The Beginning of Something Else

On June 1, 2007 I found out my husband and partner of almost two decades had been unfaithful to me since before our marriage, and had been having intercourse with prostitutes for 3 1/2 years. This is what happened next.

Monday, October 1, 2007

Existential Panic Attack

So I went on to have a full existential panic attack this morning. Really can't fault myself, as I'm learning to exist in a world where nothing is certain. What there is left to do is to accept that and figure out how to have a great life in the stark reality of that context.

So what it seems to be coming to is that I cannot control anything but myself; therefore I cannot know what the future holds; can make assumptions based on evidence, but those can prove to be false anyway; so what's left to do is just choose something and move forward. Could that be?

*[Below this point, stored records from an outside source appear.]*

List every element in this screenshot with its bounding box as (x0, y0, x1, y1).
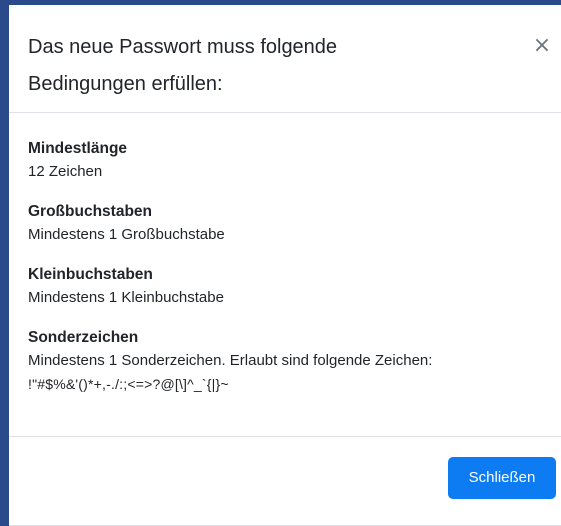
rule-description: Mindestens 1 Sonderzeichen. Erlaubt sind… (28, 352, 433, 369)
modal-header: Das neue Passwort muss folgende Bedingun… (9, 5, 561, 113)
rule-description: Mindestens 1 Großbuchstabe (28, 226, 225, 243)
rule-title: Großbuchstaben (28, 203, 153, 220)
rule-uppercase: Großbuchstaben Mindestens 1 Großbuchstab… (28, 201, 548, 247)
close-icon[interactable]: × (529, 33, 555, 59)
allowed-special-chars: !"#$%&'()*+,-./:;<=>?@[\]^_`{|}~ (28, 376, 229, 392)
close-button[interactable]: Schließen (448, 457, 556, 499)
rule-lowercase: Kleinbuchstaben Mindestens 1 Kleinbuchst… (28, 264, 548, 310)
page: Das neue Passwort muss folgende Bedingun… (0, 0, 561, 526)
modal-footer: Schließen (9, 438, 561, 526)
rule-title: Mindestlänge (28, 140, 128, 157)
rule-title: Sonderzeichen (28, 329, 139, 346)
modal-body: Mindestlänge 12 Zeichen Großbuchstaben M… (9, 114, 561, 437)
rule-description: 12 Zeichen (28, 163, 103, 180)
modal-title: Das neue Passwort muss folgende Bedingun… (28, 36, 338, 95)
rule-title: Kleinbuchstaben (28, 266, 153, 283)
rule-special-chars: Sonderzeichen Mindestens 1 Sonderzeichen… (28, 327, 548, 395)
rule-min-length: Mindestlänge 12 Zeichen (28, 138, 548, 184)
window-frame-left (0, 0, 9, 526)
password-requirements-modal: Das neue Passwort muss folgende Bedingun… (9, 5, 561, 526)
rule-description: Mindestens 1 Kleinbuchstabe (28, 289, 224, 306)
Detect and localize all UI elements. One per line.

Given that I'm biologically wired for survival, and that I don't want to be full of anxiety all the time, how do I live comfortably with the knowledge that the only thing I can remotely trust is my own experience of a moment, and that even that can turn out to be something different from what I thought it was (for example, if someone you have decided to trust lies to you)? How do I live fully, happily, joyfully, openly, freely...Not Knowing and not allowing myself any illusion that I know?

4 comments:

FI0NA said...

Its been so good reading (a small part) of your blog. I found out about my partner's SA in December 2006. I remember the morning I found out, the room spun, I felt sick and I had no idea where I had been or where I was going. Quite literally adrift in my own life. It has been an ongoing struggle letting go and not trying to control the outcome of his actions, but man I have had, and continue to have major doubts.

woman.anonymous7 said...

The thing that often surprises me is what "trying to control" looks like. Yesterday I was feeling like I didn't want my husband to get any satisfaction out of any personal growth I am having as a result of this. Amost immediately I recognized that as my desire to control him (his experience.) I know intellectually that he's going to have/get/experience whatever he does, and the healthiest thing I can do is to be concerned with my own self, rather than his stuff. But it's so sneaky! Just like the addict's addictions.

joy said...

Being married to an addict makes us all zen masters.

woman.anonymous7 said...

JW, your comment made me lol and is particularly funny to me because I just this morning printed out The Benefits of Zen Mediation in Addiction and Recovery which I found on your blog.